= Jersey Shore Steel =

Jersey Shore Steel Company is a family-owned company based in Jersey Shore, Lycoming County, Pennsylvania in the United States, principally manufacturing rail steel.

It was founded in 1938, near the end of the Great Depression by John A. Schultz. The mill was set up in the former New York Central locomotive shop in Avis, across Pine Creek from Jersey Shore. The company began manufacturing steel rails for the railroad industry. In its first year of business, Jersey Shore Steel was able to produce 15,000 tons of rail steel. When John A. Schultz died in 1943, the business was passed on to his sons Charles and John A. Jr. The brothers oversaw expansion and devastation.
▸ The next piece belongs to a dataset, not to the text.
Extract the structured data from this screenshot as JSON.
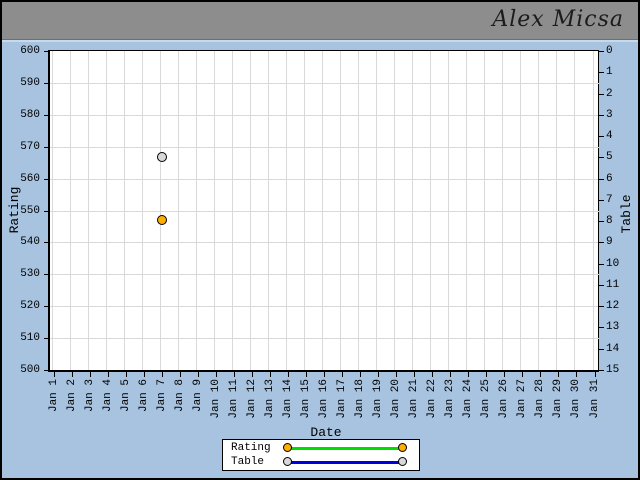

A massive fire nearly destroyed the steel mill in 1963, and the Agnes Flood of the West Branch Susquehanna River valley caused tremendous amounts of damage in 1972. The company which is owned by a third generation of the Schultz family operates two mills, the original mill in Avis and a second mill in Lycoming County at Montoursville. It is capable of producing 170,000 tons of rail steel annually. The rail steel produced by Jersey Shore Steel can be used as door supports, fence posts, sign stands, barricade legs, shelving supports, orchard posts, and vineyard stakes.

Many of the products produced by Jersey Shore Steel reach their destination via the Lycoming Valley Railroad, a short line that operates 38 miles of track in Lycoming and Clinton along track that was formerly owned by Conrail and the Reading and New York Central Railroads.